This is a continuation of my last post summarizing Jeff Meckstroth's remarks made at Orlando. One caveat, it has now been almost a week since I attended his presentation and I did not take concurrent notes, so my answers definately tend to paraphrase what I have cleaned from the notes that I recorded after the presentation.
1. If you make a take out double over over a minor suit opener, do you need to have 3 or more card support for the opposite minor? Personally, I would make a take-out double over a minor suit opening as long as I have 2 cards in the opposite minor and at least 3-3 in both majors, So with a club opening holding an opening hand and 3-4-2-4 distribution, I make a take-out double. Partner should know that I am not interested in hearing about his diamond suit, but if he bids diamonds we simply play it there. Finding a major suit fit holds out too many rewards to remain silent.
2. What do you think about minor suit overcalls? I don't!! If I can find any other bid to help me find a major suit, I will make it. This explains my answer to the first question and my willingness to make take out doubles that would be considered by some to be "off-shape."
3. If you have some cards, what action do you take opposite partner's take out double? If I have 9 points and some shape I will make a jump bid. If the opening bid is a minor and I have 4-4 in the majors, I will cue bid opener's minor suit.
4. If partner opens a minor and my right hand opponent overcalls a minor, what action should I take if I am 5-4 or 4-5 in the majors? I recommend a negative double to immediately describe your holding in both majors. If you try to bid out both suits, most likely one suit will get lost in the auction. Please note that any minor-minor-double bidding sequence such as you describe does guarantee at least 4-4 in both majors.
5. What do you think of Bergen Raises and does it make a difference which style you use? I think Bergen raises showing 4 card support for partner's major are perfectly acceptable and it doesn't make much difference which of the two styles you use. I personally do not use Bergen raises, but rather the old fashioned jump raise to show a limit raise hand. I do not feel that I need the weak pre-emtive raise.
6. Do you use 4th suit forcing? It is in my bidding system, but it does not get much use if I am playing 2/1 game force. I do play that in a bidding sequence 1c/1d/1h/1s, the one spade bid is forcing to game.

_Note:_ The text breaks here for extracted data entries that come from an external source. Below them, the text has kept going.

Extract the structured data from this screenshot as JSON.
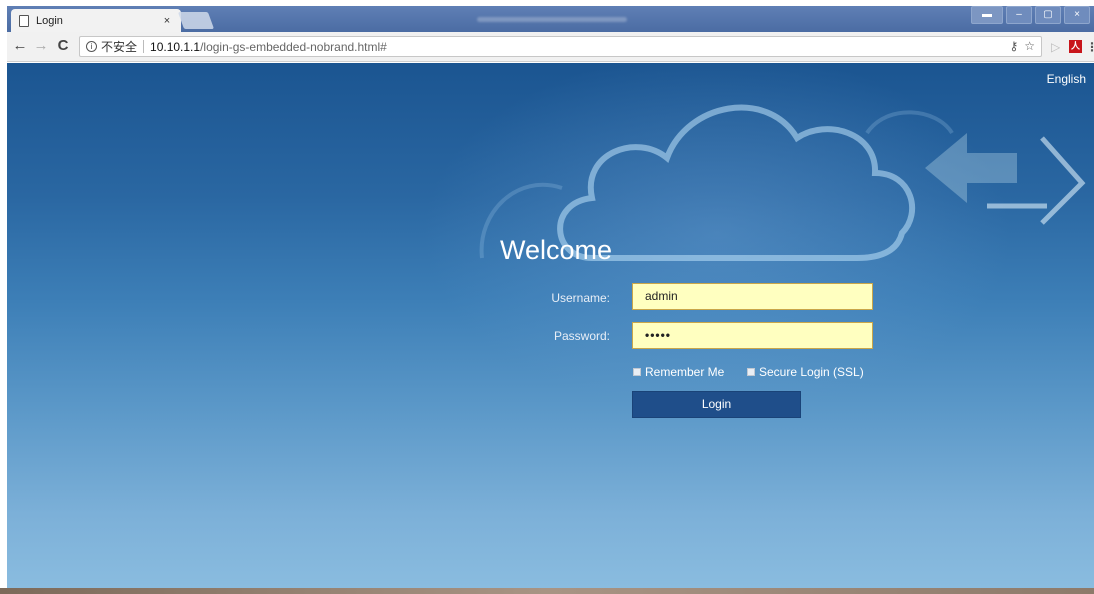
{
  "browser": {
    "tab_title": "Login",
    "tab_close": "×",
    "not_secure": "不安全",
    "url_host": "10.10.1.1",
    "url_path": "/login-gs-embedded-nobrand.html#",
    "info_glyph": "i",
    "back_glyph": "←",
    "forward_glyph": "→",
    "reload_glyph": "C",
    "key_glyph": "⚷",
    "star_glyph": "☆",
    "play_glyph": "▷",
    "pdf_glyph": "人",
    "menu_glyph": "⋮",
    "minimize_glyph": "–",
    "maximize_glyph": "▢",
    "close_glyph": "×",
    "user_glyph": "▬"
  },
  "page": {
    "language": "English",
    "welcome": "Welcome",
    "username_label": "Username:",
    "username_value": "admin",
    "password_label": "Password:",
    "password_value": "•••••",
    "remember_label": "Remember Me",
    "ssl_label": "Secure Login (SSL)",
    "login_button": "Login"
  },
  "colors": {
    "field_bg": "#ffffc0",
    "button_bg": "#1f4e8a",
    "page_top": "#1b5591",
    "page_bottom": "#8bbde0"
  }
}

7. Should we use "splinter" bids? A resounding Yes! And, they should take precedence over other support showing bids, so don't use Bergen if you have a 4 card limit raise with shortness. Shape showing bids are essential to bidding close games and slams. One of the benefits of 2/1 is that it permits lower level splinter raises by opener on the first rebid. After a 2/1 response, any jump in a new suit should show support for responder's bid suit and shortness in the suit rebid by opener.
8. What sort of signals and discards do you recommend? Something that you and partner can agree on and remember. I use "upside down count and atitude" reversing the standard sequencing, but if you are not comfortable with that, standard signals showing attitude as the primary will work just as well. As for discards, I do not like dual signal discards such as "odd-even" or "lavinthal." Dual message signals tend to carry a defined messaage on each discard, and there is no clear way to be neutral and leave it to partner to figure out. Often leaving it to partner's judgment will lead to the correct defense. Top players do not use dual message discards.
9. What do you think about weak 2 bids? I think any time that you can take up opponent's bidding space you should do so. This is particularly true in match points. Contrary to popular thinking, I view the weak 2 diamond bid as very useful. My weak 2 bids non-vulnerable guarantee only that I am still awake. When you are vulnerable, stepping in requires more thought and analysis, but it still probably in the "more likely than not" category. Weak 2 bids definately need to be discussed with partner.
So Speaks Jeff Meckstroth. As you can see it was a rich 30 minute experience.